La pierre employée à la fabrication de la chaux était extraite sur place. On la trouvait en blocs ou en rognons disséminés à quelques pieds de profondeur et à intervalles réguliers. . La présence de l’argile jointe au calcaire lui donnait les propriétés de la chaux hydraulique et la rendait propre à toute sorte de construction.


Nappe Phréatique

Parmi les richesses figure l’eau, sous la forme d’une nappe phréatique, qui est exploitée depuis le milieu des années 50 dans le bassin tertiaire de Saffré.

La première station de pompage a été installée ici vers 1954, à la Chutenaie. Un nouvel ouvrage de production, qui l’a remplacée, est exploité depuis 1980.

Par la suite, un second forage d’exploitation a été réalisé non loin du précédent en 1990 pour sécuriser l’alimentation en eau potable et accroître la production sur le site.

Ainsi l’aquifère des calcaires oligocènes est actuellement exploité à proximité du lieudit la Chutenaie au Sud-Ouest du bourg de Saffré, au moyen de deux forages de 120 m de profondeur capables de fournir chacun un débit instantané de 250 m3/h.

Le débit maximal total de prélèvement autorisé est de 500 m3/h. La capacité nominale de la station de traitement associée est de 10 000 m3/j. Les installations de captage et de traitement sont la propriété du SIAEP de Nort-sur-Erdre qui en a confié l’exploitation à la SAUR. La station de Saffré alimente en eau une trentaine de communes du nord du département.


Orchidées des Perrières

Cette zone calcaire fait partie des Zones Naturelles d’Intérêt Ecologique Faunistique et Floristique (ZNIEFF).

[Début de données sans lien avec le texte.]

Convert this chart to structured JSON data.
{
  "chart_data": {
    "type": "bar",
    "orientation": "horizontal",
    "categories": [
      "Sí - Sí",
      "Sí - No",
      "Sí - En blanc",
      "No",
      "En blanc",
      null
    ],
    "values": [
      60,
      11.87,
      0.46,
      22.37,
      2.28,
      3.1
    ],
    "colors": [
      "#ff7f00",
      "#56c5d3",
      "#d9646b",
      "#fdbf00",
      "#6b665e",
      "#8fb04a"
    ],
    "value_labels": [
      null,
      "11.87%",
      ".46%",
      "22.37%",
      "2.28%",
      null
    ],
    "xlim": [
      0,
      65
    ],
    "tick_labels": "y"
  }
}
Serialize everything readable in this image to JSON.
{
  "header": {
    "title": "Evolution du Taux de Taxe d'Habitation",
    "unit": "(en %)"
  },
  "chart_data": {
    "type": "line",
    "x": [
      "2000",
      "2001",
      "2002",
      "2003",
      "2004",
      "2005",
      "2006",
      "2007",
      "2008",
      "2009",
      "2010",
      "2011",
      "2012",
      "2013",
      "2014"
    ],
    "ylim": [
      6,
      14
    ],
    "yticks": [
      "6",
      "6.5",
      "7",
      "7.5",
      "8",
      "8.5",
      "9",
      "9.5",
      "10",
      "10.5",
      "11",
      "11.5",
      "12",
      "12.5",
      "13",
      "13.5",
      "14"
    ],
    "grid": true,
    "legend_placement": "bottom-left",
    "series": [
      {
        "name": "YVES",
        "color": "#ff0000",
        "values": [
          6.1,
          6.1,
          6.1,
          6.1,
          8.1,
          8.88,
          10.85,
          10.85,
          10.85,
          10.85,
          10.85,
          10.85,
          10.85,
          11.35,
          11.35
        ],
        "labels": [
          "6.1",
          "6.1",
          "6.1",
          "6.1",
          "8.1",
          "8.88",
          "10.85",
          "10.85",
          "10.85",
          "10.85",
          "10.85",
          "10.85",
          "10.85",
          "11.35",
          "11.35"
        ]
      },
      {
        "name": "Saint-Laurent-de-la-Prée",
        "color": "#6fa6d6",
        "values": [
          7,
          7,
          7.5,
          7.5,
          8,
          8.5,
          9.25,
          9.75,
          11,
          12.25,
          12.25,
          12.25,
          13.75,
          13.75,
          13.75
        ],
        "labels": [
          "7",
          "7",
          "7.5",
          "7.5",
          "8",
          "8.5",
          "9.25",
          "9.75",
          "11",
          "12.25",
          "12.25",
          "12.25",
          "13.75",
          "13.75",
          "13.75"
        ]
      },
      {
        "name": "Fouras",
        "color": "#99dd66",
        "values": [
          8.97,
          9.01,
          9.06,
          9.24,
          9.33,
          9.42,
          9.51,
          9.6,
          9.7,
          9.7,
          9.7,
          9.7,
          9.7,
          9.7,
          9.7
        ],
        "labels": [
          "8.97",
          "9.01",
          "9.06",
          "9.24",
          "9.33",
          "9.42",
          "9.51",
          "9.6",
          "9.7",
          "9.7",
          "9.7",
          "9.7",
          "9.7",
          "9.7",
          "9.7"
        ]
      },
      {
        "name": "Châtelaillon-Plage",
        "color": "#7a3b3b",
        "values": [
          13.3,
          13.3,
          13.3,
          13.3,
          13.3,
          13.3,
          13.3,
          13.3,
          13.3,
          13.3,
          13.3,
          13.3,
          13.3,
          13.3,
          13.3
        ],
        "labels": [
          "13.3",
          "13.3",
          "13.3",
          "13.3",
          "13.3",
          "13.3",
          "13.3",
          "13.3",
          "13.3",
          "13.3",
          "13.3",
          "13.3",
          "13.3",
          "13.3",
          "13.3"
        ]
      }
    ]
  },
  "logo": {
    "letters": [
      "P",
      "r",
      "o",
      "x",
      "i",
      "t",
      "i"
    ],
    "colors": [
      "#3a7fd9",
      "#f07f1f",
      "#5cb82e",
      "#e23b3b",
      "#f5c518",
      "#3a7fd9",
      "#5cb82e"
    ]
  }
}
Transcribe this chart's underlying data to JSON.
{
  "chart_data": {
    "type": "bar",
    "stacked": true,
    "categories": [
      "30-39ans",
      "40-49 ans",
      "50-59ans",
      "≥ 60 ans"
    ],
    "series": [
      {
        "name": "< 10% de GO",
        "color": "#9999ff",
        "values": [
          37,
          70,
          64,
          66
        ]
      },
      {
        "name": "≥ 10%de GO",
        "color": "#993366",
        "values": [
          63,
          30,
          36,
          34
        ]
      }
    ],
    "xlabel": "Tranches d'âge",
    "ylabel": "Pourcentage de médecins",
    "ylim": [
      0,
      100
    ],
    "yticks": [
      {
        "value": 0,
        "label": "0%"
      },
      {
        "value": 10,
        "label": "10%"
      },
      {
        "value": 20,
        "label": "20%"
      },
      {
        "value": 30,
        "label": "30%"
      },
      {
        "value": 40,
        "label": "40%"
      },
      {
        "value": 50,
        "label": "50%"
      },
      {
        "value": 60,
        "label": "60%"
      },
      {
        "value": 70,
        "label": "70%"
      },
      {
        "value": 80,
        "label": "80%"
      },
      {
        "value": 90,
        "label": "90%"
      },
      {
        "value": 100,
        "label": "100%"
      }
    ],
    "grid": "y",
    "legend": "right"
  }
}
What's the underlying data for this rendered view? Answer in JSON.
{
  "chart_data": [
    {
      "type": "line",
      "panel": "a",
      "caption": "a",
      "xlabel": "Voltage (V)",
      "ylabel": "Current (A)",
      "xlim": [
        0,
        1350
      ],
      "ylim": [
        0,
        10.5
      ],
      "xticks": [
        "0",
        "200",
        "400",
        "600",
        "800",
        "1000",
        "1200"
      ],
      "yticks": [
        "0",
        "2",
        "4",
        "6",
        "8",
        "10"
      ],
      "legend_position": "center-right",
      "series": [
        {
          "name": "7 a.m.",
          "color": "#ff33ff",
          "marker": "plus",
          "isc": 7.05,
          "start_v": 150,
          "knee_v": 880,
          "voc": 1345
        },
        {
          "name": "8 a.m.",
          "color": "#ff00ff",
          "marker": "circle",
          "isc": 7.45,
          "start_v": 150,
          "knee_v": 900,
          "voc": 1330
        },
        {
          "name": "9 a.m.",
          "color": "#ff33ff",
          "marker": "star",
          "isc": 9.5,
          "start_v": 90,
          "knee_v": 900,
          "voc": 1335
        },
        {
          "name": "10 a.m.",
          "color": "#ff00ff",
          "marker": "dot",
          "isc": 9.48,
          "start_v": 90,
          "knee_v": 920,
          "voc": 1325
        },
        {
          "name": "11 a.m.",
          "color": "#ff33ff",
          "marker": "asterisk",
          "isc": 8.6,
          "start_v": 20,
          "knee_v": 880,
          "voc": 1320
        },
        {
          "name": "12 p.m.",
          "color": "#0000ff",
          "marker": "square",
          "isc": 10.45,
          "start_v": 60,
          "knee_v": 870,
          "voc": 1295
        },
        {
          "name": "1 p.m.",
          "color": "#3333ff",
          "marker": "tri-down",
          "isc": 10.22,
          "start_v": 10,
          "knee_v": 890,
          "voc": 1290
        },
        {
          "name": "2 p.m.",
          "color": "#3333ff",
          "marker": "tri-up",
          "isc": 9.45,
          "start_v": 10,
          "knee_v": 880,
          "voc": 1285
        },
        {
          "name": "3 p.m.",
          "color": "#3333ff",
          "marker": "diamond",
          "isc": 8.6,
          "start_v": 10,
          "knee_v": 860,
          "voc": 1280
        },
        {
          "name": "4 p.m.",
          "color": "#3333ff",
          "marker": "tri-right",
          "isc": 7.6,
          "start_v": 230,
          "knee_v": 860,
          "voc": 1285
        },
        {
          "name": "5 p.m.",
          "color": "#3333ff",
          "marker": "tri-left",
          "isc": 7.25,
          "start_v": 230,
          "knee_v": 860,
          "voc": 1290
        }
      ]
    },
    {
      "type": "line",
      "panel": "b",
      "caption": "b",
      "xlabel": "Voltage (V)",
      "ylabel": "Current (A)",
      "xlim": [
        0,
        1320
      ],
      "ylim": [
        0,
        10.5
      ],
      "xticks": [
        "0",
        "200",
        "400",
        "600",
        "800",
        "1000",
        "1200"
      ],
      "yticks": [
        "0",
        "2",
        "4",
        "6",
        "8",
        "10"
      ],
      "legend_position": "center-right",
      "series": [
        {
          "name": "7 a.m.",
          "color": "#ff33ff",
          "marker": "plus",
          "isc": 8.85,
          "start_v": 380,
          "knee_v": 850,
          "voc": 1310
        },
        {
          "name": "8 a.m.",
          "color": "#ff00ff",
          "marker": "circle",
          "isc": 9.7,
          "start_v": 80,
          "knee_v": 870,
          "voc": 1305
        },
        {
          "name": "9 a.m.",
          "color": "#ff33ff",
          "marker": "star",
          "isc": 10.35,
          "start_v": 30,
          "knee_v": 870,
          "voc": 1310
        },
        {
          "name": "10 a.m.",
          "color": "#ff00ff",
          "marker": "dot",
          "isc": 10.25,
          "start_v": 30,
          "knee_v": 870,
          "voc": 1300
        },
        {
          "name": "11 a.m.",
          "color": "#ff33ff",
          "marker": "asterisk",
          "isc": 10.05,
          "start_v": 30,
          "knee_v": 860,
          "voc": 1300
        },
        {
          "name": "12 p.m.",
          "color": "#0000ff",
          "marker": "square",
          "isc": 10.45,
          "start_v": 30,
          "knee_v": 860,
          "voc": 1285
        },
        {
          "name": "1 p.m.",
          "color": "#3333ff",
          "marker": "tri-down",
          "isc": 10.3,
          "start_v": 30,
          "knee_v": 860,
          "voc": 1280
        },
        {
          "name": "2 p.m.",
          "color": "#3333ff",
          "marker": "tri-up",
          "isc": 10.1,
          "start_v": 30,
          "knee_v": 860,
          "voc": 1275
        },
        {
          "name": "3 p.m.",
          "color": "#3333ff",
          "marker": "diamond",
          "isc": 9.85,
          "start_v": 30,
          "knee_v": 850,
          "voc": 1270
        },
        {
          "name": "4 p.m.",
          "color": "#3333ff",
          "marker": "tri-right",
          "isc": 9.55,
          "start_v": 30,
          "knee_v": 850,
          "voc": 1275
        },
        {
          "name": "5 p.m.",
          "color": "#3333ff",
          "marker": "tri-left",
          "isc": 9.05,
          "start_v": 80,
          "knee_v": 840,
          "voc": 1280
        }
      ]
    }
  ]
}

Des espèces parfois rares et menacées souffrent d’une forte compétition végétale et risquent de disparaître lorsque les milieux évoluent. La gestion de ce site protégé est indispensable pour fournir chaque année des conditions favorables à leur développement.

Cette prairie est gérée par « Bretagne Vivante », qui est l’une des principales associations régionales de protection de la nature en France.

L'intérêt du site réside principalement en la présence actuelle ou passée de 12 orchidées dont 3 sont rares à l'échelle du département de Loire-Atlantique (Dactylorhiza incarnata, Epipactis palustris, Platanthera chlorantha) et 3 assez rares (Dactylorhiza fuchsii, Himantoglossum hircinum, Ophrys apifera), une espèce est considérée comme disparue du site (Ophrys insectifera).

Entre prunelliers, fourrés à ajoncs, aubépines et noisetiers, c'est sur la prairie herbacée que se développent la majorité de ces espèces.


Fontaine

Nous disposons de peu de traces écrites sur l’histoire de la Fontaine de Saffré, en dehors de cet article d’Alcide Leroux, publié en 1921.

"La Fontaine Saint-Pierre est un monument rustique quoique d’une certaine importance. Les murs bâtis en moellons de poudingue forment un puits carré ayant à peine deux mètres de côté et trois mètres de hauteur. Le niveau de l’eau dans la fontaine se trouve à deux mètres en contrebas et on descend, pour puiser, par des marches grossières établies dans la paroi. L’eau est d’une limpidité parfaite et d’un goût excellent, avec sensiblement la même température en toute saison. L’eau se dirigeait vers l’est et pénétrait au moyen d’une vanne dans un lavoir de 12 mètres de côté situé en aval, pavé avec des dalles de schiste. Le lavoir et la fontaine étaient des dépendances ou des ornements du château.

La Fontaine Saint-Pierre fut probablement pendant longtemps l’objet d’un culte. Ces fontaines étaient autrefois le but de processions ou de pèlerinages fréquentés et l’on y venait demander la guérison de certaines maladies ou la protection du saint contre les accidents.